Ditulis oleh Wakil Menkum HAM RI Denny Indrayana,
TRIBUNNEWS.COM - KITA harus berterima kasih kepada Komjen Polisi (Purn) Susno Duadji, yaitu jika beliau menyerahkan diri dan menghormati pelaksanaan eksekusi putusan Mahkamah Agung (MA) atas kasusnya.
Sayangnya Pak Susno Duadji justru melawan pelaksanaan eksekusi. Perdebatan hukum berseliweran, menyebabkan sebagian kita menggeleng-gelengkan kepala, bingung. Kenapa persoalan hukum yang sederhana menjadi sedemikian rumit? Mengapa persoalan prosedur hukum mengaburkan inti permasalahan? Benarkah putusan kepada Pak Susno Duadji batal demi hukum?
Hormati Putusan MA
Sudah menjadi kebenaran universal, bahwa putusan pengadilan harus dihormati. Utamanya, atas putusan yang telah final and binding harus dilaksanakan alias dieksekusi. Dalam perkara Pak Susno, putusannya telah sampai pada MA, yang secara jelas menolak kasasi yang diajukan Pak Susno Duadji.
Penolakan itu tidaklah punya makna lain melainkan hanya: MA menguatkan putusan pada tingkat banding, maupun tingkat pengadilan negeri. Pada kedua putusan tersebut Susno Duadji dengan jelas dinyatakan bersalah dan dihukum pidana 3 tahun 6 bulan penjara atas kasus korupsi penanganan perkara PT Salmah Arowana Lestari dan dana pengamanan Pilkada Jawa Barat pada 2008.
Putusan yang sudah terang-benderang janganlah dimaknai lain, terlebih tidak dilaksanakan. Pemaknaan Pak Susno Duadji bahwa putusan MA tidak menyatakan dia bersalah, tidak memerintahkan penahanan, dan lain sebagainya, adalah pemaknaan pribadi. Putusan MA yang menolak permohonan kasasi Pak Susno Duadji bukan untuk didebat, tetapi dilaksanakan. Jika Pak Susno Duadji tidak setuju, maka beliaulah yang harus melakukan upaya hukum luar biasa melalui peninjauan kembali.

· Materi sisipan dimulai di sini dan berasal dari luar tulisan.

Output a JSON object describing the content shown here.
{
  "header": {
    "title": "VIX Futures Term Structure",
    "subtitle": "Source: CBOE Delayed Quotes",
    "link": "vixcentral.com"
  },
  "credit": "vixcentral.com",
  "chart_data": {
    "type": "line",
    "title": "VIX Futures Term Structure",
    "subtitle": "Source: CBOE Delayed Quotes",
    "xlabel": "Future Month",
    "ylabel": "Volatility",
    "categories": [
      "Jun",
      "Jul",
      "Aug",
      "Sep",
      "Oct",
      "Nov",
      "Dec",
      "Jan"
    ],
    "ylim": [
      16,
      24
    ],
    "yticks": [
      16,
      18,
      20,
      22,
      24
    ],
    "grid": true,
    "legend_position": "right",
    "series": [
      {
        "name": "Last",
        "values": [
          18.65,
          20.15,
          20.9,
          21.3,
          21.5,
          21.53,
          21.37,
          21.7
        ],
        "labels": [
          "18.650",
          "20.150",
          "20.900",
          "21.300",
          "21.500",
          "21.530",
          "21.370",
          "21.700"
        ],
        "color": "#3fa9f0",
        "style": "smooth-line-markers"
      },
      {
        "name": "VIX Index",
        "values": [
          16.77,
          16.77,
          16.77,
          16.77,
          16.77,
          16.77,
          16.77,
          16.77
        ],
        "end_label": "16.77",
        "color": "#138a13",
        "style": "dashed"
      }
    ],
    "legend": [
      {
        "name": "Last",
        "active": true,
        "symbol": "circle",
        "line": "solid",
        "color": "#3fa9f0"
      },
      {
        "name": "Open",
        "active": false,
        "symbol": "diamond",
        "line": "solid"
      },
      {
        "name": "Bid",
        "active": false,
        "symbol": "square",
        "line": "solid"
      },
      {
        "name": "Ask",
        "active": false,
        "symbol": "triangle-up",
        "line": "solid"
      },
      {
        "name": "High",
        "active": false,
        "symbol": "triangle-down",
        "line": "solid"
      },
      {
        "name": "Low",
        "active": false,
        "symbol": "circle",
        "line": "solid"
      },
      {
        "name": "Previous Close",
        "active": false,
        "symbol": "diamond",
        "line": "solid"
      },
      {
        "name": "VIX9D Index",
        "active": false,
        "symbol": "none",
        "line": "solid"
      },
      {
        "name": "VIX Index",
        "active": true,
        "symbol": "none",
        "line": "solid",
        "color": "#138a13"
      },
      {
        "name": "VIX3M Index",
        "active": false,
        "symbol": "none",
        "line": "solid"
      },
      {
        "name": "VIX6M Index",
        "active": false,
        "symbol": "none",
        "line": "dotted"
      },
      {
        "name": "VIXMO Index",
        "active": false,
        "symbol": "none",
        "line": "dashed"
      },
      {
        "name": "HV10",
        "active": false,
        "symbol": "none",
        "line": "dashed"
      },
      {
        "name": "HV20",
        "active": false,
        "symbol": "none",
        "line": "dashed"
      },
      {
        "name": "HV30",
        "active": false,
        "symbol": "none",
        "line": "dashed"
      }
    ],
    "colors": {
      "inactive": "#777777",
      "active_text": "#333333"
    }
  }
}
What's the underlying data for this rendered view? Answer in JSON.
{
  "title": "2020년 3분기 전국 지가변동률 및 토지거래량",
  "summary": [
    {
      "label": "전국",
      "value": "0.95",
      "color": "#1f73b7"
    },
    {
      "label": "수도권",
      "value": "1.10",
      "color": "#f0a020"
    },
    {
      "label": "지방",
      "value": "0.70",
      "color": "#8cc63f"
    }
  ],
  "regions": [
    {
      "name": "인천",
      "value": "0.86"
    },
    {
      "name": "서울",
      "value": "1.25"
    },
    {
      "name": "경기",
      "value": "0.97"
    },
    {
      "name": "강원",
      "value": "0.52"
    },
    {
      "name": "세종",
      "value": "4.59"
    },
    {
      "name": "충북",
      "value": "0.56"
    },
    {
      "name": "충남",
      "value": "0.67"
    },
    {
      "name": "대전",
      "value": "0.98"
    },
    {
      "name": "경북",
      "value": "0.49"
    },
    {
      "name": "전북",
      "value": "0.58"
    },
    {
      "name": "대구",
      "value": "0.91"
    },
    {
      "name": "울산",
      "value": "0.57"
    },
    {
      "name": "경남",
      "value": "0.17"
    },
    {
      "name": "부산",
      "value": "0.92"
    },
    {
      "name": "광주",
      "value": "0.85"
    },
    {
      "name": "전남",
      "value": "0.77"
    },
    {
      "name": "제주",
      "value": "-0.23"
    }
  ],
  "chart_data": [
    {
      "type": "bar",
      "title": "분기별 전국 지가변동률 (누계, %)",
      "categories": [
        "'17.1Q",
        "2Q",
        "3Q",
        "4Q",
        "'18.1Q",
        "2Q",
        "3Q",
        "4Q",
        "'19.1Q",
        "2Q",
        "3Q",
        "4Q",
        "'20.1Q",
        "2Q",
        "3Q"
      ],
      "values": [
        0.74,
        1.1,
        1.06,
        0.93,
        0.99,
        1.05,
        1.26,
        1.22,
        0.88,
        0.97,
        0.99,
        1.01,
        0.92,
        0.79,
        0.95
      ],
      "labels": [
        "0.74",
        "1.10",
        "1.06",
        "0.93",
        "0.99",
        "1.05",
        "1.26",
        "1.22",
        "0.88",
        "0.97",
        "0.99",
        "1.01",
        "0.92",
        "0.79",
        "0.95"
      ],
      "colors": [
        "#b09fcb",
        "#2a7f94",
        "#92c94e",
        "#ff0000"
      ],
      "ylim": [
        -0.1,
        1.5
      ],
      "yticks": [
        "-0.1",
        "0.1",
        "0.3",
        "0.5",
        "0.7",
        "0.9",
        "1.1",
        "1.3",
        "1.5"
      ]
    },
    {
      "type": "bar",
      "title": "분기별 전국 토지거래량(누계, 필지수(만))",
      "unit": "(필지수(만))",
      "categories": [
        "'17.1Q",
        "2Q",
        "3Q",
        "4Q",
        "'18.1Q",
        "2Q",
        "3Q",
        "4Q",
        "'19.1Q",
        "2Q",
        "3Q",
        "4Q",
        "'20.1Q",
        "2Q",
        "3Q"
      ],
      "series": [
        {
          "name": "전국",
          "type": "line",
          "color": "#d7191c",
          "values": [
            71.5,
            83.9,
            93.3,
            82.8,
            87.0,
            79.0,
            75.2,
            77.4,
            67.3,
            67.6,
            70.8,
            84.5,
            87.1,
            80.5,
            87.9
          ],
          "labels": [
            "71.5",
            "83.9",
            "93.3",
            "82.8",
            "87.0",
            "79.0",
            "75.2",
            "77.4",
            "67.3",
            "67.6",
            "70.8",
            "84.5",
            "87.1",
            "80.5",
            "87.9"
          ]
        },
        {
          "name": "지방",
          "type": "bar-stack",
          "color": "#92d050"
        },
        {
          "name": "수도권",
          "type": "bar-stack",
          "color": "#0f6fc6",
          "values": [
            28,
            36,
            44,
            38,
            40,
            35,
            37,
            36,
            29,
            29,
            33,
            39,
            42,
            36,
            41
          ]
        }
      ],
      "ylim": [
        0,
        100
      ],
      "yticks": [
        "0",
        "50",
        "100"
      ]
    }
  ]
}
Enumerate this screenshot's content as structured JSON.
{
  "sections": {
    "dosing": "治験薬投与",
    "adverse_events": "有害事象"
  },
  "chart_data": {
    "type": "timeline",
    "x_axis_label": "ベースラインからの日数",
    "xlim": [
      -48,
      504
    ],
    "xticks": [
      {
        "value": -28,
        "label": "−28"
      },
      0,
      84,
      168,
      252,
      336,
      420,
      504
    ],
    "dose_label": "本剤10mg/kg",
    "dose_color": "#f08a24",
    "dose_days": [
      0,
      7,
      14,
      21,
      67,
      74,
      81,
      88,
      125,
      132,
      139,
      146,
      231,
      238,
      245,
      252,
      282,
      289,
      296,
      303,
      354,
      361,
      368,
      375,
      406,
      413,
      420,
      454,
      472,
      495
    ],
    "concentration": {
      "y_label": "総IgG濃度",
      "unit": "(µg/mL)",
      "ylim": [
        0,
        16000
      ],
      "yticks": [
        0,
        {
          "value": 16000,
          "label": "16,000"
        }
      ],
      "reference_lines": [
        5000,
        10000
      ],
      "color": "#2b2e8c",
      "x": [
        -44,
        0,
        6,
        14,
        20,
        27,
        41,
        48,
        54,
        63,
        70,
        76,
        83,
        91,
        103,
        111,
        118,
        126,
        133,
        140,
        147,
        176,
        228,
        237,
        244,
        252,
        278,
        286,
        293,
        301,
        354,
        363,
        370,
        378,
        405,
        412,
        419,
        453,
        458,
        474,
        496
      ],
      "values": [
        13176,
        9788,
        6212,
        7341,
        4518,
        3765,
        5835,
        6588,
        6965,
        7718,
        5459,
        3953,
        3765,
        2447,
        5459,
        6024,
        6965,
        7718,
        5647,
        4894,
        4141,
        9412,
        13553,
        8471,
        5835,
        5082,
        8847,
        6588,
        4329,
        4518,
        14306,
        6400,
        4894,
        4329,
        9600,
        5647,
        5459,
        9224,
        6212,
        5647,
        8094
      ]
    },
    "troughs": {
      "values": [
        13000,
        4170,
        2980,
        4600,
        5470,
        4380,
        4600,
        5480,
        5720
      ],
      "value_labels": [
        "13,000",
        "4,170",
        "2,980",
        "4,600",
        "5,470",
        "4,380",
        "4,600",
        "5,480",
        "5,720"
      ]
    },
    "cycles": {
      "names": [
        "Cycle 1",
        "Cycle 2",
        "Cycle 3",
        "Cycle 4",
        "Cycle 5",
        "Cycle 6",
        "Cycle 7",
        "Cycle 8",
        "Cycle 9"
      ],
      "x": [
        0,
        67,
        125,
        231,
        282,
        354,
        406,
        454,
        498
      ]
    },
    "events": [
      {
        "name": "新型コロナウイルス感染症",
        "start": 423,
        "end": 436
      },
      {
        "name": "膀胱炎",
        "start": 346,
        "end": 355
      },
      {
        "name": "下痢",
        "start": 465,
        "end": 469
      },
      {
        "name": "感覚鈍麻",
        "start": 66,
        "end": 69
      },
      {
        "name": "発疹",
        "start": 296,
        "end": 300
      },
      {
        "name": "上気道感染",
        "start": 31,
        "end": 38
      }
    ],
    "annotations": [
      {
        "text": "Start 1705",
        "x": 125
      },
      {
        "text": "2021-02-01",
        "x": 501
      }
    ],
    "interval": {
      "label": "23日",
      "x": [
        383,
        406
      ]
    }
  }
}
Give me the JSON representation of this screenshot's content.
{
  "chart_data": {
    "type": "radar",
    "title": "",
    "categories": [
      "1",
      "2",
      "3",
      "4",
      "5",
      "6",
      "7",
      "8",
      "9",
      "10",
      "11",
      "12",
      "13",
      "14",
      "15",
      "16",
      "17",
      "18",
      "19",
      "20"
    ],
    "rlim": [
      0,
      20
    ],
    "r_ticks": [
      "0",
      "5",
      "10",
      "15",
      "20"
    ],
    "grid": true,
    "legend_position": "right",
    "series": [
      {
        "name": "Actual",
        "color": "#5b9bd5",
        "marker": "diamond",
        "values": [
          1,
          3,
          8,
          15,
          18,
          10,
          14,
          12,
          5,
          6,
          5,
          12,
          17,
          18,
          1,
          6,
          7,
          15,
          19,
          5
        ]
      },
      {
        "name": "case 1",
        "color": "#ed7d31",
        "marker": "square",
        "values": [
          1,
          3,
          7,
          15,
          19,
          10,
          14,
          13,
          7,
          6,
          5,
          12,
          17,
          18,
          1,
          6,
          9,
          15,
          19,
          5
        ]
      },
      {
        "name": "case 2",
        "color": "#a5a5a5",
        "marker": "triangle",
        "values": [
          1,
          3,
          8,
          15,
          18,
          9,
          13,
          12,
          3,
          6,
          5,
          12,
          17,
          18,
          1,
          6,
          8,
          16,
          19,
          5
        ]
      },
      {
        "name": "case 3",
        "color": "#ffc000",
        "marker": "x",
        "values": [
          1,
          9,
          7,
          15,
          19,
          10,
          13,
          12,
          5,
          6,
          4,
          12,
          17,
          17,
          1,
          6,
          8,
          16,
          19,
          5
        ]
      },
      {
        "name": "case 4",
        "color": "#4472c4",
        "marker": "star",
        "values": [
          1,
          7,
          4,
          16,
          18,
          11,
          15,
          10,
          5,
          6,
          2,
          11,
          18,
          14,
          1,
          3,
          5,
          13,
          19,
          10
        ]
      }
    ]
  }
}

Putusan Tidak Otomatis Batal Demi Hukum
Memang benar bahwa putusan kasasi MA tersebut tidak memuat “perintah supaya terdakwa ditahan atau tetap dalam tahanan atau dibebaskan”, sebagaimana diatur dalam Pasal 197 ayat (1) huruf k KUHAP, sehingga pihak Terpidana Susno Duadji menilai bahwa putusan MA tersebut tidak dapat dieksekusi.
Kita sama-sama paham bahwa Pasal 197 ayat (1) huruf k KUHAP tersebut pernah diajukan uji materi ke hadapan meja merah Mahkamah Konstitusi (MK). Dalam putusan nomor 69/PUU-X/2012 tanggal 22 November 2012, MK pada intinya memutuskan bahwa norma yang mengatur mengenai persyaratan adanya keharusan dalam suatu putusan pengadilan memuat “perintah supaya terdakwa ditahan atau tetap dalam tahanan atau dibebaskan” tidak dapat dijadikan dasar untuk menilai putusan pengadilan batal demi hukum. Pertimbangan hukum MK dalam putusan tersebut, di antaranya:
Sungguh sangat ironis, bahwa terdakwa yang sudah dinyatakan bersalah dan dijatuhi pidana lalu putusannya tidak dapat dieksekusi hanya karena tidak adanya perintah supaya terdakwa ditahan, atau tetap dalam tahanan, atau dibebaskan yang sesungguhnya merupakan substansi ikutan dari adanya putusan yang menyatakan terdakwa bersalah dan penjatuhan pidana terhadapnya.
Bagi MK, tidak dicantumkannya perintah penahanan di dalam surat putusan pemidanaan dapat saja terjadi karena disengaja denganitikad buruk untuk memberi kesempatan kepada terpidana untuk melakukan langkah-langkah membebaskan diri. Misalnya, hakim yang bersangkutan dapat saja berpura-pura lupa mencantumkan perintah supaya terdakwa ditahan, tetap dalam tahanan, atau dibebaskan sehingga putusan tersebut dinyatakan batal demi hukum.
Putusan Tidak Otomatis Batal Demi Hukum
Lebih jauh MK mengatakan, kalaupun benar suatu putusan batal demi hukum, maka dia tidak otomatis terjadi, tetapi pembatalannya harus melalui putusan pengadilan pula.